If some files or variables were encrypted using Ansible Vault, you have to create a credential for it. Simply create a second credential with TYPE Vault and set the password. If you have any other kind of credentials that are not available directly from variables (these should be values that you pass as command line arguments when running your playbooks) you will also need to create additional credentials for them.

Run some jobs

Use an existing playbook

We now have everything we need to run our playbooks. As an example, I created a playbook that gives the ansible version running the playbook. This way we can see with which version of ansible AWX runs playbooks.

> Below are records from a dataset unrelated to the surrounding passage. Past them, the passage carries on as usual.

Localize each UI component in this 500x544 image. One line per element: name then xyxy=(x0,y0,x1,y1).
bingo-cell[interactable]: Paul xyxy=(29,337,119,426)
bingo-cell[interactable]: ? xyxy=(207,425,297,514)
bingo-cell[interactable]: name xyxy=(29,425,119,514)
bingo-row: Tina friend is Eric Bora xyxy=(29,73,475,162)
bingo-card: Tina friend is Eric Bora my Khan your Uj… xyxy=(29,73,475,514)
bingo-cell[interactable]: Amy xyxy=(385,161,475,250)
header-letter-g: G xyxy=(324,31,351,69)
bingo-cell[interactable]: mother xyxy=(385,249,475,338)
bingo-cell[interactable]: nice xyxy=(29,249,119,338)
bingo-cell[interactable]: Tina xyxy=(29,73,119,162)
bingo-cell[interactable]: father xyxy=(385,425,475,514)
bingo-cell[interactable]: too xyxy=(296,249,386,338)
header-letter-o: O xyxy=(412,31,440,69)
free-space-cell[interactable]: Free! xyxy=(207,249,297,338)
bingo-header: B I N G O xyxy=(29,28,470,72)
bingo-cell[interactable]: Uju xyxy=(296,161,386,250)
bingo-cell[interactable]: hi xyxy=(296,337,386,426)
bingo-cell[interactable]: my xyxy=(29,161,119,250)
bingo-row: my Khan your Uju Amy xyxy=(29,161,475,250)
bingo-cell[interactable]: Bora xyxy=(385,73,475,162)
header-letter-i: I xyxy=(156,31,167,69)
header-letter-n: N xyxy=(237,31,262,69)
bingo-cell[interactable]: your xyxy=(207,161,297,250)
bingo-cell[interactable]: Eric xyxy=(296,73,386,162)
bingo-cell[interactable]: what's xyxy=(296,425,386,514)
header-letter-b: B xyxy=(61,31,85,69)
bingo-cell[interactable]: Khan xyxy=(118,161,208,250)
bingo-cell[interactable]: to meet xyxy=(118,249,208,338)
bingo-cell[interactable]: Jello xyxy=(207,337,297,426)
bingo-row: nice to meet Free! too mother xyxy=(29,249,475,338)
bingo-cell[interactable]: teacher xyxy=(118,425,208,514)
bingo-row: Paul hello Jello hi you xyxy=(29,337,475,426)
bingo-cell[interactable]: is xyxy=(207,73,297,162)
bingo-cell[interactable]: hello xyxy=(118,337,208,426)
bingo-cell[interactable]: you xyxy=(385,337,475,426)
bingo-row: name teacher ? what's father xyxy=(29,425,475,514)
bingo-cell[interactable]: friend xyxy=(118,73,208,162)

- name: Check the ansible version
  hosts: '{{ servers }}'
  tasks:
    - name: Display the ansible version
      debug:
        msg: 'ansible version: {{ ansible_version.full }}'

I put this content in a file at playbooks/check_ansible_version/main.yml in the gitlab repository.

The next thing to do is to create a Template.

Templates in AWX are used to defined the execution context of one or more playbooks:

• a template that refers to a single playbook is a Job Template
• a template that composes with multiple playbooks is a Workflow Template

Creating a template

Eventually we are getting to the fun part. Create a new Job template and fill in the fields. The picture below contains everything you need.

Do not forget to add the servers variable used on the playbook to specify on which hosts the playbook will be run. With this playbook, localhost is enough.

💡 If you want to guide your users to set the variables correctly, have a look at the “ADD SURVEY” button.

This template is very simple. For more complex playbooks requiring root privileges, you will need to check the ENABLE PRIVILEGE ESCALATION box.

Now, hit the Launch button to create a job from this template. That’s it!